How can you tell if a computer can think? In 1950, Alan Turing – the father of computer science – suggested a simple test. Step one: design a computer program that can simulate human conversation. (Which was no mean feat, given how primitive the computers of the mid-twentieth century were.) Step two: place it behind a screen or otherwise conceal it from view. Step three: invite a human being to converse with the computer in the form of text messages. Step four: Ask the person whether their unseen interlocutor is a fellow human or a machine.
If he or she mistakes the computer-generated conversation for a human, then voila: the computer, according to Turing, can be said "to think".
It sounds more like a parlour game than a thought experiment, and many in the field regard it as just that. Nevertheless, this "Turing test" went on to drive decades of research on artificial intelligence. It even spawned an annual contest since 1991 called the Loebner Prize, where judges hold short conversations with concealed artificial-intelligence programs and humans, and then have to decide which is which. (In the absence of any program passing the test, a smaller prize is given to the most “humanlike” one.)
Turing predicted that a computer would successfully fulfill his thought experiment before the year 2000, but to this day, no computer program has passed the test – not even yesterday’s winner of the 2012 Loebner Prize, Chip Vivant. This is partly due to the mushy parameters of the test itself – for instance, how long must the computer engage in freewheeling conversation before the human passes judgment on its identity? Five minutes? Three hours? Turing never says – but also because flawlessly imitating human conversation turns out to be more complicated than anyone expected. So what would it take to build a machine that can pass Turing's infamous test?
Mind your language
One thing is for sure: brute-force logic will not do the trick. In the early days of artificial intelligence research, "thinking" was assumed to be simple matter of connecting symbols together using discrete rules. "There was this idea in the 1960s of cutting the world up into objects and actions that you can name: book, table, talking, running," says Robert French, a cognitive scientist at The French National Centre for Scientific Research. "All the words in the dictionary are symbols that refer to the world. So if you put them all together in a careful manner, intelligence should emerge, roughly."

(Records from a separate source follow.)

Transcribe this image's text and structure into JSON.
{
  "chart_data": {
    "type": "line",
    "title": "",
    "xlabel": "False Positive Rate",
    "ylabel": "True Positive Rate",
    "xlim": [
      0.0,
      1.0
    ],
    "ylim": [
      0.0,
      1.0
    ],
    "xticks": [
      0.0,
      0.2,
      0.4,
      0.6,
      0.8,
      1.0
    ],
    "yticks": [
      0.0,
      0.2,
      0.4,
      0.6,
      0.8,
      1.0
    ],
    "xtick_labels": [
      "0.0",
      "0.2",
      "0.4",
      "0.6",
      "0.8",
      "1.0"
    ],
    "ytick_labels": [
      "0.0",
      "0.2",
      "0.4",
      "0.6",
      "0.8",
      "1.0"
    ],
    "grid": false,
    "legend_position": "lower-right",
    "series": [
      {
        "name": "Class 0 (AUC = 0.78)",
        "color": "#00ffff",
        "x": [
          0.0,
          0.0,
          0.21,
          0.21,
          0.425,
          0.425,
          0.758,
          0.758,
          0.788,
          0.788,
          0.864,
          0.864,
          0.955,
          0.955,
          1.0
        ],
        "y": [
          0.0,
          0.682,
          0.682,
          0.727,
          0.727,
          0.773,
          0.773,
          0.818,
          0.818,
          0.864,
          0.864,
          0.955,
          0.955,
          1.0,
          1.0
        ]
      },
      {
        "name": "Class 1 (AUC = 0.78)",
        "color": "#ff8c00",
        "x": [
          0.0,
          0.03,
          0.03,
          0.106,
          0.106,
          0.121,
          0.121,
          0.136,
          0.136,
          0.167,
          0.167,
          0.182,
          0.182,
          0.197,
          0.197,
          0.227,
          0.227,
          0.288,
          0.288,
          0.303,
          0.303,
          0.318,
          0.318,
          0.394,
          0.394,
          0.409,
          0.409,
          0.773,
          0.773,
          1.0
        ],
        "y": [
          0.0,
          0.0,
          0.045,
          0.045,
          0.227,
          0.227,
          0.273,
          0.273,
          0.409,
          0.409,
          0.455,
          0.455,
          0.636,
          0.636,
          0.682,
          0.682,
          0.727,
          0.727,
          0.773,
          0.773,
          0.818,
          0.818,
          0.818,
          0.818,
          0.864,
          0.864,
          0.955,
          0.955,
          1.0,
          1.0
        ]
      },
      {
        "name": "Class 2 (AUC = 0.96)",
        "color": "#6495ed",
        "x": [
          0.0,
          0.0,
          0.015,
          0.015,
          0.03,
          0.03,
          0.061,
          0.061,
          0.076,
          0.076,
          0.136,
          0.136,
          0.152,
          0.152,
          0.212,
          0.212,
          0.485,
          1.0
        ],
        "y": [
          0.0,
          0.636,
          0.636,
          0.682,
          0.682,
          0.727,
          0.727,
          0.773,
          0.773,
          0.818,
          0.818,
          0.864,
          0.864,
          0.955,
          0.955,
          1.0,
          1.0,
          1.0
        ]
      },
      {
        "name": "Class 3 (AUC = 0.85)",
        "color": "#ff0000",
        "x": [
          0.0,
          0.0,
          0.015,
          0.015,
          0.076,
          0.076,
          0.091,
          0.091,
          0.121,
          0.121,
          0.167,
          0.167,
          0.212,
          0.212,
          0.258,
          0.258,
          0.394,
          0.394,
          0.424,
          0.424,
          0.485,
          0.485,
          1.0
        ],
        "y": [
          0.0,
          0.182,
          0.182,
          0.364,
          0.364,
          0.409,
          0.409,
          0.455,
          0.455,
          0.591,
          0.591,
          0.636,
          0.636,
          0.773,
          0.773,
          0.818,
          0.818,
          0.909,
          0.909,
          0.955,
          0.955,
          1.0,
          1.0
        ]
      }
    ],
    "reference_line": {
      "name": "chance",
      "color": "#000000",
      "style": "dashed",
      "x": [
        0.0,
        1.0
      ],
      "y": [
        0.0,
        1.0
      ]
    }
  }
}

Except it doesn't. This approach, called "symbolic AI," snaps like a twig when subjected to the slightest bit of ambiguity. After all, no dictionary rule can tell a computer how to appropriately respond to the casual question, "What's up?" (If you answer "Up is the opposite of down," you have just failed the Turing test.) A densely interconnected database may contain "intelligent" information, but it is not intelligent itself. As Brian Christian, author of The Most Human Human: What Artificial Intelligence Tells Us About Being Alive, puts it: "When we read a book, we don't think the book has the ideas."
A much better way to simulate human conversation is to sidestep logic and aim for a quality called "statelessness". In a stateless conversation, each response only has to vaguely reference the one that came immediately before it. This behaviour is much easier to program into a computer, which is why so-called “chatbots” have become so prevalent online.
In the mid-1960s, ELIZA, one of the world's first chatbots, effectively impersonated a psychotherapist by parroting users' language back at them. In the 2000s, a more sophisticated chatbot called ALICE won the Loebner Prize three times by using essentially the same technique. Still, these stateless interactions are hardly what anyone would call "intelligent" – ironically, it is their almost total vacuousness that makes them seem so human. But not human enough, it seems: ALICE may have outperformed other chatbots, but it still could not fool human judges consistently enough to pass the Turing test.